There are a few average dives arund the island, but even these are better than a lot of places you may dive in Malaysia or Thailand. The other standouts for me were Shark Plateau at Tokong, and Peunateung. The former was where two of my favourite experiences occurred; on our first dive there we were drifiting with the current, and I was a little further out than the pack. Someone drew my attention to a huge marbled ray travelling alongside us, closer to the group than myself. I cursed myself for being so distant, and sped up to keep pace with the creature. In a flash, it banked like an aircraft, and hurtled past me; one huge eye rotating to examine me as it cruised within a couple of metres of me. To look into the eyes of a huge creature underwater really is a special moment in your life I can do no justice with words; you feel a connection with it that you immediately think impossible: that you acknowledge each other. Sometimes you catch yourself saying “Hello, mate…” in your head. I know how that sounds. This benign animal would bear me no malice; I would prefer to look into the eyes of the Great White (from inside a cage, obviously). To stare and be stared at by the ultimate apex predator of the ocean would be incredible. I’m told it is quite a thought-provoking experience to be scrutinised by something which is figuring out whether it can devour you. Barracuda also stalk the waters of the island, and at Tokong I fought to hang onto a rock, observing a 100+ strong school effortlessly facing into the speeding currents, their sleek missile-shaped bodies perfect for mocking all that nature could throw at them. At one point I ascended, and drifted through them, amazed at the fact that there were two species in this school, separated by an invisible line. A baby blacktip shark completed a great dive here.

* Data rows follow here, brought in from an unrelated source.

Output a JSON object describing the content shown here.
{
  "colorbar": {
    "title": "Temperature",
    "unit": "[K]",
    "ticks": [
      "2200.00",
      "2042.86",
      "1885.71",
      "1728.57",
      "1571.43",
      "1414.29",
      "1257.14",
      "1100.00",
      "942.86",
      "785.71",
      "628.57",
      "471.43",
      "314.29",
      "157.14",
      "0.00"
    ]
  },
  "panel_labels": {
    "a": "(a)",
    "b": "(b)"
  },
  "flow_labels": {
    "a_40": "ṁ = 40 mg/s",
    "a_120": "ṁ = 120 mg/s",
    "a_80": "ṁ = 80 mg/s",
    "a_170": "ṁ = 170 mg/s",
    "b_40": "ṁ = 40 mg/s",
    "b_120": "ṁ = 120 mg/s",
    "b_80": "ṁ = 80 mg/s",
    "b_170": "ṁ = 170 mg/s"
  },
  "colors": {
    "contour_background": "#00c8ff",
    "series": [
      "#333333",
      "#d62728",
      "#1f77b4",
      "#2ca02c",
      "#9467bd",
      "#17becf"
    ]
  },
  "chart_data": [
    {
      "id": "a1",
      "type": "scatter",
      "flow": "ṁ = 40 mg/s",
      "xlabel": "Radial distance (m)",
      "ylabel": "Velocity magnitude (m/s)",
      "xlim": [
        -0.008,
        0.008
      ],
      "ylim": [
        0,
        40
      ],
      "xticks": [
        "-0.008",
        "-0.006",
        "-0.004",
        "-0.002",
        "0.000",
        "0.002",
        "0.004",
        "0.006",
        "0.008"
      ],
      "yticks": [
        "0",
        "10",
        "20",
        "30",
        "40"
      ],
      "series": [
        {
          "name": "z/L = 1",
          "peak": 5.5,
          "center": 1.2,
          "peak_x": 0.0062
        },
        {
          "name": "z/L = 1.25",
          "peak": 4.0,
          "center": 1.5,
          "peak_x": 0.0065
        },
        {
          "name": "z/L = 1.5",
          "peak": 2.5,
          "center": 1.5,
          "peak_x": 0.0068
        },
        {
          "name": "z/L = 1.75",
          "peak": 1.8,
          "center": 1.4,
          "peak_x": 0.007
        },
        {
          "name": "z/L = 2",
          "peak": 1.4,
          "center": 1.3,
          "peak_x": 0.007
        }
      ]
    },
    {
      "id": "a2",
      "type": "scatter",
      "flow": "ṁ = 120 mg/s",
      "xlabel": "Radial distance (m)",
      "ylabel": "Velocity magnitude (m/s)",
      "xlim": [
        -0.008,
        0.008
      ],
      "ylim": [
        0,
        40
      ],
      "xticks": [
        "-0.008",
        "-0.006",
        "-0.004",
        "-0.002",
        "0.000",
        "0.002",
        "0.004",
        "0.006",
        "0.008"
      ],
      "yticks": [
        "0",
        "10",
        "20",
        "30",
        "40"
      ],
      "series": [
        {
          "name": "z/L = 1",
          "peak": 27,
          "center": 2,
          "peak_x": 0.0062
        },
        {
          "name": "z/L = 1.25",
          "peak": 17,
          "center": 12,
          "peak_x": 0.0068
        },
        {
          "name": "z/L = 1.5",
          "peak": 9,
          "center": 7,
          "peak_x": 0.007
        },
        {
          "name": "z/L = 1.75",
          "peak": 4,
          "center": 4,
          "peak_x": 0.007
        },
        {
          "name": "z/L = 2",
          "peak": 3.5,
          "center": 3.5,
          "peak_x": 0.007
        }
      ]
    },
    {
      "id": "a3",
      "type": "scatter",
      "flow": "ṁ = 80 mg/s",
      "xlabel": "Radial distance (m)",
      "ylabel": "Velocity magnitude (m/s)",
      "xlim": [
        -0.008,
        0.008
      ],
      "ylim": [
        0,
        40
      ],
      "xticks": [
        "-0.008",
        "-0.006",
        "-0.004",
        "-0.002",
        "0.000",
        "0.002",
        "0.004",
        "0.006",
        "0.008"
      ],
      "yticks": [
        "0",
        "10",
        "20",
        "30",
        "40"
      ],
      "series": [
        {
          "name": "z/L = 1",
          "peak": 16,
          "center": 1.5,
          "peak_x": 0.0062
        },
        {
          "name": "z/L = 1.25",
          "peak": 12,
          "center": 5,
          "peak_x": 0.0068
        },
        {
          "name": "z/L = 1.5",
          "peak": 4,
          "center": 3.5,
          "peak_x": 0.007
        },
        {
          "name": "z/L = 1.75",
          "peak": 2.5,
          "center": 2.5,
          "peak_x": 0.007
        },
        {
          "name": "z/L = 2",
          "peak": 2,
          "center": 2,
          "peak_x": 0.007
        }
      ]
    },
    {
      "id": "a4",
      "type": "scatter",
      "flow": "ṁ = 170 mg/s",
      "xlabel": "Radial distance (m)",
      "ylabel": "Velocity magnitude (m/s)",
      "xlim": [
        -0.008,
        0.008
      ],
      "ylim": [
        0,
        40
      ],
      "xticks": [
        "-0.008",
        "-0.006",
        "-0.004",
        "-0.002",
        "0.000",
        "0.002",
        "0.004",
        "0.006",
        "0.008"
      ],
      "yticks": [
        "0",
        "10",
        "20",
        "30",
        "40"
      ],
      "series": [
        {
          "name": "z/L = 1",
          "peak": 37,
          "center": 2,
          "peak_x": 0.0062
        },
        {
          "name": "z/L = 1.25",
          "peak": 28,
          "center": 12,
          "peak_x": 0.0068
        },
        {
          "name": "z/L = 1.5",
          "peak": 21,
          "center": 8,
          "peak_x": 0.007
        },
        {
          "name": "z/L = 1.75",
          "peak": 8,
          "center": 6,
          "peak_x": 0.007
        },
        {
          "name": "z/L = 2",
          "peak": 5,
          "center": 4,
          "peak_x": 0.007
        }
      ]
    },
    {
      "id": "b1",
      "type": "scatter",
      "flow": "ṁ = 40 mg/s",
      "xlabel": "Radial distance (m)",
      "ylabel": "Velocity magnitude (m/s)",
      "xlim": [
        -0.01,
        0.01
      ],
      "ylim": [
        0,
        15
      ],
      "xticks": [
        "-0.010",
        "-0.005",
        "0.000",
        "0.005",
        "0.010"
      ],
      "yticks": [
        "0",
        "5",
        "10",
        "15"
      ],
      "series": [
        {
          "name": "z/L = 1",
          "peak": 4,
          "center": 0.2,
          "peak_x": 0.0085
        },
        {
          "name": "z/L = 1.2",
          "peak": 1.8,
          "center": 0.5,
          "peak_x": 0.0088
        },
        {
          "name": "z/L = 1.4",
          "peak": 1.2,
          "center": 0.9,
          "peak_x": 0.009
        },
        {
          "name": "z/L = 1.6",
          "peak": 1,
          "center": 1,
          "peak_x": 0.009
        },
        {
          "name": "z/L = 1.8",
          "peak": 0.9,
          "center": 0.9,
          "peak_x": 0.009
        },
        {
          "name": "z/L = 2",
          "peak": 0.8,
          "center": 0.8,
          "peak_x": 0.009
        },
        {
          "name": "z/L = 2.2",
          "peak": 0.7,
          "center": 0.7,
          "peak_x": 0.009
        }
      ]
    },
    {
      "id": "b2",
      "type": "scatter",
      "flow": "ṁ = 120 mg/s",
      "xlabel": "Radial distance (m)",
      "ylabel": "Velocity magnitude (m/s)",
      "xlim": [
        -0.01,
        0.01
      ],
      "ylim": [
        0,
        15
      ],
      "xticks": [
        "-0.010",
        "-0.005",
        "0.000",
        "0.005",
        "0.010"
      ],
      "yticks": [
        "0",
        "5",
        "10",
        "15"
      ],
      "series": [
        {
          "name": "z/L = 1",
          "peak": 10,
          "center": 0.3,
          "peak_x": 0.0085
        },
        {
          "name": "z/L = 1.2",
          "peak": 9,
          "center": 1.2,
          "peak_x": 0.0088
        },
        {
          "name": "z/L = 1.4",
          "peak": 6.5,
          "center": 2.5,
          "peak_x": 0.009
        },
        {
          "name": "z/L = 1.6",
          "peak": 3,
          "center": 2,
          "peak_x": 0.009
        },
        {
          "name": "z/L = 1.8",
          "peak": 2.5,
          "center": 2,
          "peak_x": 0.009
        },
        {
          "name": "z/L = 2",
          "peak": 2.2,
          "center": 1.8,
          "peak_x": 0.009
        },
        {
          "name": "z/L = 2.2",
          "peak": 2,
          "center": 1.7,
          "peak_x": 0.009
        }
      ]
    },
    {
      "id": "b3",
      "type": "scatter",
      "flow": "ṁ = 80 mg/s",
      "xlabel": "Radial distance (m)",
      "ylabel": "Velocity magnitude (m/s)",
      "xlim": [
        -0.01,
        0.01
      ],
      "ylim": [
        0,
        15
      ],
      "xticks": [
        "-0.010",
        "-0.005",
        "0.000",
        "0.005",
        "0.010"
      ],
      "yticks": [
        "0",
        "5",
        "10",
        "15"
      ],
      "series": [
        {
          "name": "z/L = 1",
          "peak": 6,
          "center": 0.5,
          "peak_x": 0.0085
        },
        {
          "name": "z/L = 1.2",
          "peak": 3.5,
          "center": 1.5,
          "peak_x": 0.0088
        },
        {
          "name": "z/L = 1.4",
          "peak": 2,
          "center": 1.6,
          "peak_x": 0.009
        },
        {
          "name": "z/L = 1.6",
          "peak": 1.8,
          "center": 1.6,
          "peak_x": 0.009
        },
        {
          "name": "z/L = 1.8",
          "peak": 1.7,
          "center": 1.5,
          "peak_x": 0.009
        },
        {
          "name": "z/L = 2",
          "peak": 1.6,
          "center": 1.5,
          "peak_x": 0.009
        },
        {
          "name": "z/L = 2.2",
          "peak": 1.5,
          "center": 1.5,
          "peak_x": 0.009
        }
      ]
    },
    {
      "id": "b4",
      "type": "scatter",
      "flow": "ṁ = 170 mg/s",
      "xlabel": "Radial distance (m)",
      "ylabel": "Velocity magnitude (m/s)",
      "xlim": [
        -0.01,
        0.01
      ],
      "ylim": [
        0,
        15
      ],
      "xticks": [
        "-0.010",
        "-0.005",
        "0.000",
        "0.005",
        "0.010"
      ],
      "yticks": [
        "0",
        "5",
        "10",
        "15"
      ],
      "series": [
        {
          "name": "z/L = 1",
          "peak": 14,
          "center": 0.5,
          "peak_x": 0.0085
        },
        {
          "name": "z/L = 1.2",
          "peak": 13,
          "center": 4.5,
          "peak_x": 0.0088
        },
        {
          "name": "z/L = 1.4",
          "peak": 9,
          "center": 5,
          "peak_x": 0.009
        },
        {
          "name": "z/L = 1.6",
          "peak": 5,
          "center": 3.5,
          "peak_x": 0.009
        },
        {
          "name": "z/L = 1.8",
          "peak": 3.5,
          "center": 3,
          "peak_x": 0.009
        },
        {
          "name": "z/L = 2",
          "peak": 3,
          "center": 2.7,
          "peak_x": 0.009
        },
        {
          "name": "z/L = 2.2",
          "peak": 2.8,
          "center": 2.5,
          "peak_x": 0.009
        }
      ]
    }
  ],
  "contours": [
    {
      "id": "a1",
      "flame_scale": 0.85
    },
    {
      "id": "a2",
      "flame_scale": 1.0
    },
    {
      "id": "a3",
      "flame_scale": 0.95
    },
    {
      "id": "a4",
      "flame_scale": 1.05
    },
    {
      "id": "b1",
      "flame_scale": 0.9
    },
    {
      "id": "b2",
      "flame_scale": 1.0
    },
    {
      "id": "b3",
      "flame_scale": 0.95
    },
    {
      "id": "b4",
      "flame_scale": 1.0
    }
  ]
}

Peunateung has immense vertical drop-offs and walls covered in fans. This site is deep, dropping down to around 75m in places. There was a deep wreck I wanted to dive, and the shop insisted myself and Grumpy do a “check-dive” to make sure we could cope with the narcosis and challenges this presents. This was despite the pair of us haughtily showing them our logbooks; Grumpy’s an experienced instructor, and I’d done 134 dives in the last 5 months, one of those to 60m, and 80% of them wreck penetrations. So we were a bit pissed off at the perceived slight, but had a good dive. I was thankful I had none of the bad ju-ju I’d had at Apo Reef at 60m; I’d gone 20m beyond my previous limit in one dive there, and had scared the shit out of myself. I’m adventurous, but not suicidal. What I was going to witness in the few days before the wreck-dive was going to reinforce that.


Megan said...

I stumbled across your blog a while back and I just have to say that I love it. I think your hilarious and a great story teller. I love reading about your funny adventures. I wish you would post more often. Have fun and stay safe.

old8oy said...

Hey thanks, Megan. I appreciate you taking time out to read it. I like making people laugh, and the stories just came from that...it saves me telling them in the pub when I get home. I'll post a few more this week, as I know you're waiting now. There'll be lots more to come at the end of the year when I head off again.

Where are you from? And how did you come across it? I was surprised to see most of my readers are in North America. Isn't the internet amazing?